If all entries have been tried transition to STATE_TRY_REMAINING.
§2.2.2. The STATE_TRY_REMAINING state
Return each entry in USED_GUARDS that is not in PRIMARY_GUARDS in
turn.For each entry, if a guard is found return it.
Return each entry from REMAINING_GUARDS in turn.
For each entry, if the guard should be retried and considered
suitable use it and mark it as unreachable. A guard is
considered to eligible to retry if is marked for retry or is live
and id not bad. Also, a guard is considered to be suitable if is
live and, if is a directory it should not be a cache.
If no entries remain in REMAINING_GUARDS, transition to
STATE_PRIMARY_GUARDS.
§2.2.3. ON_NEW_CONSENSUS
First, ensure that all guard profiles are updated with information
about whether they were in the newest consensus or not.
Update the bad status for all guards in USED_GUARDS and SAMPLED_GUARDS.
Remove all dead guards from USED_GUARDS and SAMPLED_GUARDS.
Remove all obsolete guards from USED_GUARDS and SAMPLED_GUARDS.
§2.3. The SHOULD_CONTINUE algorithm
This algorithm takes as an argument a boolean indicating whether the
circuit was successfully built or not.
After the caller have tried to build a circuit with a returned
guard, they should invoke SHOULD_CONTINUE to understand if the
algorithm is finished or not. SHOULD_CONTINUE will always return
true if the circuit failed. If the circuit succeeded,
SHOULD_CONTINUE will always return false, unless the guard that
succeeded was the first guard to succeed after
INTERNET_LIKELY_DOWN_INTERVAL minutes - in that case it will set the
state to STATE_PRIMARY_GUARDS and return true.
§2.4. The END algorithm
The goal of this algorithm is simply to make sure that we keep track
of successful connections made. This algorithm should be invoked
with the guard that was used to correctly set up a circuit.

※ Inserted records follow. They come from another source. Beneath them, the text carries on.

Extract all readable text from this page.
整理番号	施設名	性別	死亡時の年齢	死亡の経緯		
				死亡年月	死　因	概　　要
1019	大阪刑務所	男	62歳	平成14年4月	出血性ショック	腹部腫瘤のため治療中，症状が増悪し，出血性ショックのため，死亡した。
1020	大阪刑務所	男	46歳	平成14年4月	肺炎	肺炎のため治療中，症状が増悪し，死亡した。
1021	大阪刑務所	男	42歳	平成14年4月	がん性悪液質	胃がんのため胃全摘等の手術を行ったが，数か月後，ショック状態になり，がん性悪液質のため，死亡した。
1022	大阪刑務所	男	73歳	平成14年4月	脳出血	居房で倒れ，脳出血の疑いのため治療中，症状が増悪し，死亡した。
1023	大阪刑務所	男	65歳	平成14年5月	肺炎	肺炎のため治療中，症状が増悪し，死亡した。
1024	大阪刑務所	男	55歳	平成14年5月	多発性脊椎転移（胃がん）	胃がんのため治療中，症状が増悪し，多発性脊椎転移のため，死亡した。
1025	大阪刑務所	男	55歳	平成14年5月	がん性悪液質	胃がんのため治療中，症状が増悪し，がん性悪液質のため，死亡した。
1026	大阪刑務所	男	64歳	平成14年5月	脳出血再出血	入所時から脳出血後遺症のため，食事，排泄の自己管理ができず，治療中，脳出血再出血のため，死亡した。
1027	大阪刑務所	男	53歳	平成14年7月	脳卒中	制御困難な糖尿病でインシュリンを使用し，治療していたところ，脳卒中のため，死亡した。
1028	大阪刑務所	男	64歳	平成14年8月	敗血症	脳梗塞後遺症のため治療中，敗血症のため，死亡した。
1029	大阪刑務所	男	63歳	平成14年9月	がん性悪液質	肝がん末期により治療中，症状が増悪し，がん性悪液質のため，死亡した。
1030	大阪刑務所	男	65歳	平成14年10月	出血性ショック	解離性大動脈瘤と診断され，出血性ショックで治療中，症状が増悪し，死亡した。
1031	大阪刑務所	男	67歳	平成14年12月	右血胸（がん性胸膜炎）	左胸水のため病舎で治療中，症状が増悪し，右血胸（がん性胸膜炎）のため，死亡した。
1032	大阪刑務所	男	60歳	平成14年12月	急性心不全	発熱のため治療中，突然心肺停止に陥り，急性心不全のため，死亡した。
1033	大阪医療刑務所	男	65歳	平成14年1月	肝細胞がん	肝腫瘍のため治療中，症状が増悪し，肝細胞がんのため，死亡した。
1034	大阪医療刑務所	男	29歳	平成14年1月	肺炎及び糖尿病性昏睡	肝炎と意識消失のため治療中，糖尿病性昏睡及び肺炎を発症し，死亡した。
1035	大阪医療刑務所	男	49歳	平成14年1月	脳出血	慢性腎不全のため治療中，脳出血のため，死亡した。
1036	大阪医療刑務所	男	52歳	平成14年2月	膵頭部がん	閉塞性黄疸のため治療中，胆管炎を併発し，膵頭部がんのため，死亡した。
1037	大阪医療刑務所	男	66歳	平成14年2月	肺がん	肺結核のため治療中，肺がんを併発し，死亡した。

Once invoked, this algorithm will mark the guard as used, and make
sure it is in USED_GUARDS, by adding it at the end if it was not there.
§2.5. Helper algorithms
These algorithms are used in the above algorithms, but have been
separated out here in order to make the flow clearer.
NEXT_PRIMARY_GUARD
- Return the first entry from USED_GUARDS that is not in
PRIMARY_GUARDS and that is in the most recent consensus.
- If USED_GUARDS is empty, use NEXT_BY_BANDWIDTH with
REMAINING_GUARDS as the argument.
NEXT_BY_BANDWIDTH
- Takes G as an argument, which should be a set of guards to
choose from.
- Return a randomly select element from G, weighted by bandwidth.
FILTER_SET
- Takes G as an argument, which should be a set of guards to filter.
- Filter out guards in G that don't comply with IS_LIVE (see
§D. Appendix for details).
- If the filtered set is smaller than MINIMUM_FILTERED_SAMPLE_SIZE and G
is smaller than MAXIMUM_SAMPLE_SIZE_THRESHOLD, expand G and try to
filter out again. G is expanded by adding one new guard at a time using
NEXT_BY_BANDWIDTH with GUARDS as an argument.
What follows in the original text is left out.